Seeing Ziggy on the evening of Trump’s assassination attempt exacerbated the stark contrast between the rhetoric of love and the rhetoric of disdain and contempt. And it’s obvious. Following the events of July 13, both parties have called for cooling these cries of hatred and disdain, however, it doesn’t appear we’re sticking with it.
But perhaps Charlie Chaplin is right. Perhaps “we don’t want to hate and despise one another.” If that’s the case, how do we get this message across? How can we change the apocalyptic rhetoric that is turning us into enemies. Abraham Lincoln, whose life was lost to gun violence during the most vitriolic time in our nation’s history, said, “We are not enemies, but friends. We must not be enemies. Though passion may have strained, it must not break our bonds of affection. The mystic chords of memory will swell when again touched, as surely they will be by the better angels of our nature.” We seem to be getting further away from this message with each election year.
We are heeding different calls and have different leaders to follow. We subscribe to different news silos. We are isolated, choosing the comfort of our interests on our smart phones rather than start a conversation and meet someone new while in public. We need truth, but when truth cannot be agreed upon we are trapped in a vicious cycle, one where there is no agreement, and no leader we all can rally behind. Could that even happen again?
On July 13, in Missoula, it did. We got behind Ziggy, who encouraged us to seek our own path to redemption. He closed with “Personal Revolution,” singing “I don’t like the hypocrisy.
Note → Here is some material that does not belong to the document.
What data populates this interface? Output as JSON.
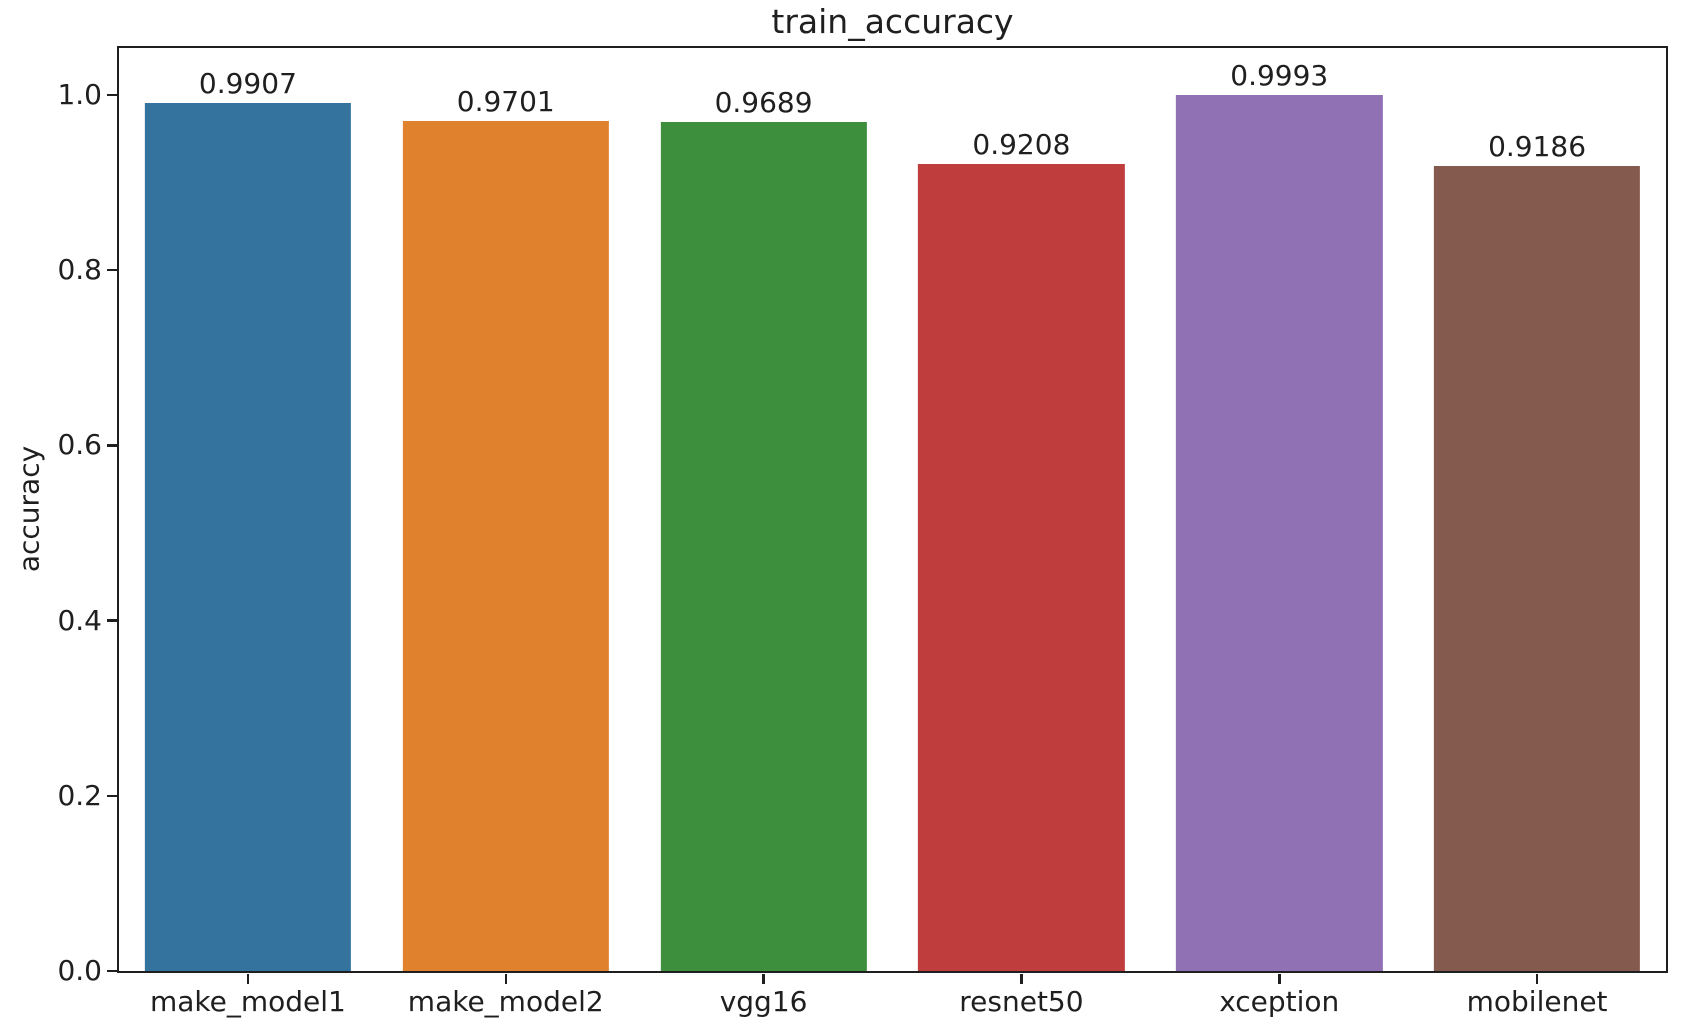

Is this democracy? There is no voice for me in your philosophy. Tainted theology. Oh can you save me (who can save me) Who can save me? Revolution.”
What that means differs from person to person, but it starts individually. It starts locally – and it rises. It starts by changing the narrative, by changing the dialogue, just as Ziggy suggests in “World Revolution:”
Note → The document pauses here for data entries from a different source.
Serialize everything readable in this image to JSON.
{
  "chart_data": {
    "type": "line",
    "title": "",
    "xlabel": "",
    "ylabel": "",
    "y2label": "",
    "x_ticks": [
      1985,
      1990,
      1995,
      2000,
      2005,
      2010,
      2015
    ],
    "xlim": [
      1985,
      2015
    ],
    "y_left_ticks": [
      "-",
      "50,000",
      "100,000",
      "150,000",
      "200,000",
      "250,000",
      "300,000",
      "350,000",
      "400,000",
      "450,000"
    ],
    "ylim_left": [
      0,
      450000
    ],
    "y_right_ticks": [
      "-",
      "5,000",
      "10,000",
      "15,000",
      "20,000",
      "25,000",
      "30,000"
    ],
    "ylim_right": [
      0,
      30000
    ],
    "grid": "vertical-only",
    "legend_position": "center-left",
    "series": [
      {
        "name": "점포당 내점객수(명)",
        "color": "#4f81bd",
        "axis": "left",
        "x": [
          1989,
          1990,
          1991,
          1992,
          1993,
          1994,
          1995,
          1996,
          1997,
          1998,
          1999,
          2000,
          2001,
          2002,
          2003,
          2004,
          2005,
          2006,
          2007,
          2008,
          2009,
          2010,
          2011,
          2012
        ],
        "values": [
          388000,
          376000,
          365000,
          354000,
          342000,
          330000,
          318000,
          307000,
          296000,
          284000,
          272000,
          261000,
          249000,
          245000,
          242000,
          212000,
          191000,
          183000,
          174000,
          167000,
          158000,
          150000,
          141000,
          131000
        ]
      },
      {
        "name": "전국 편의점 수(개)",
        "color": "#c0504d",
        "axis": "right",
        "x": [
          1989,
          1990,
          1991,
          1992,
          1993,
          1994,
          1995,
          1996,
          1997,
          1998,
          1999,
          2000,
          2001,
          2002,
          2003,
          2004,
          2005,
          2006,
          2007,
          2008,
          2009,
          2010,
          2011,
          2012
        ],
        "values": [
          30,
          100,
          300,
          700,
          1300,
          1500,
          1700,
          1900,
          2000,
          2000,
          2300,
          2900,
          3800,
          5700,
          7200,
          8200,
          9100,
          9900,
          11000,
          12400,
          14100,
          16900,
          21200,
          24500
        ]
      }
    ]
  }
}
“Dem talking ’bout world war, we’re talking ’bout world revolution. Dem talking ’bout dropping bombs, we’re talking ’bout a peaceful solution. Dem talking ’bout their old ways, we’re talking ’bout a new generation. Dem talking ’bout world war, we’re talking ’bout world revolution.”
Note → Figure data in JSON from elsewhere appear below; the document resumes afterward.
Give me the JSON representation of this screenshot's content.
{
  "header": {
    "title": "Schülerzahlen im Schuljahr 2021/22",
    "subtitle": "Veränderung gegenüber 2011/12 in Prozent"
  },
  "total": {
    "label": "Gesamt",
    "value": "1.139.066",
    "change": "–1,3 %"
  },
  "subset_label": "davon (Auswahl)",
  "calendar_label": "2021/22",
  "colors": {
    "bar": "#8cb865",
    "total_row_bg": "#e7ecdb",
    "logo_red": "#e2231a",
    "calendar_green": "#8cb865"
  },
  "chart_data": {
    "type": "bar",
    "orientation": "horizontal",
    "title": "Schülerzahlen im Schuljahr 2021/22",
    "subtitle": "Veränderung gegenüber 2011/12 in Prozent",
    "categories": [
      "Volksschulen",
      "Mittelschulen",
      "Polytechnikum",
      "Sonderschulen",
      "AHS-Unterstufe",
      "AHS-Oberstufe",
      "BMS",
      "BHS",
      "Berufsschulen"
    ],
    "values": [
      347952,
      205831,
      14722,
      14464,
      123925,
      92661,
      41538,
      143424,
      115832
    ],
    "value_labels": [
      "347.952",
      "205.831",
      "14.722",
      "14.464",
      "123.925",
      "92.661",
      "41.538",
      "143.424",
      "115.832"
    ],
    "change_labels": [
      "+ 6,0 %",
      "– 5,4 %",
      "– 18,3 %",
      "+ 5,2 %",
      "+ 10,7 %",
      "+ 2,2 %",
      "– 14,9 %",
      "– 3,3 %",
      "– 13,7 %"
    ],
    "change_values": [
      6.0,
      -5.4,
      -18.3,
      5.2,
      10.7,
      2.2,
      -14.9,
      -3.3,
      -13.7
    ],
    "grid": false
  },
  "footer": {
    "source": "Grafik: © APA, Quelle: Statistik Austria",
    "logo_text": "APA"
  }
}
As the show came to a close, I thought again of what my wife said, of her encouragement to stay in the moment, to stay connected to what Ziggy offers. How about we take it one step further? Let’s try to stay in harmony. We can do this each day not by reacting, but by responding, by choosing love. That’s what the 4,000 of us at KettelHouse did as we “stood in the circle of peace,” dancing and celebrating oneness with Ziggy in the Big Sky Country, where he and his band filled us with positive vibrations. This moment can be recaptured. It can be a mantra. Each day is a new day, and we can’t give into cynicism. We can’t be defeated. As Ziggy’s father said, “let’s get together and feel alright.”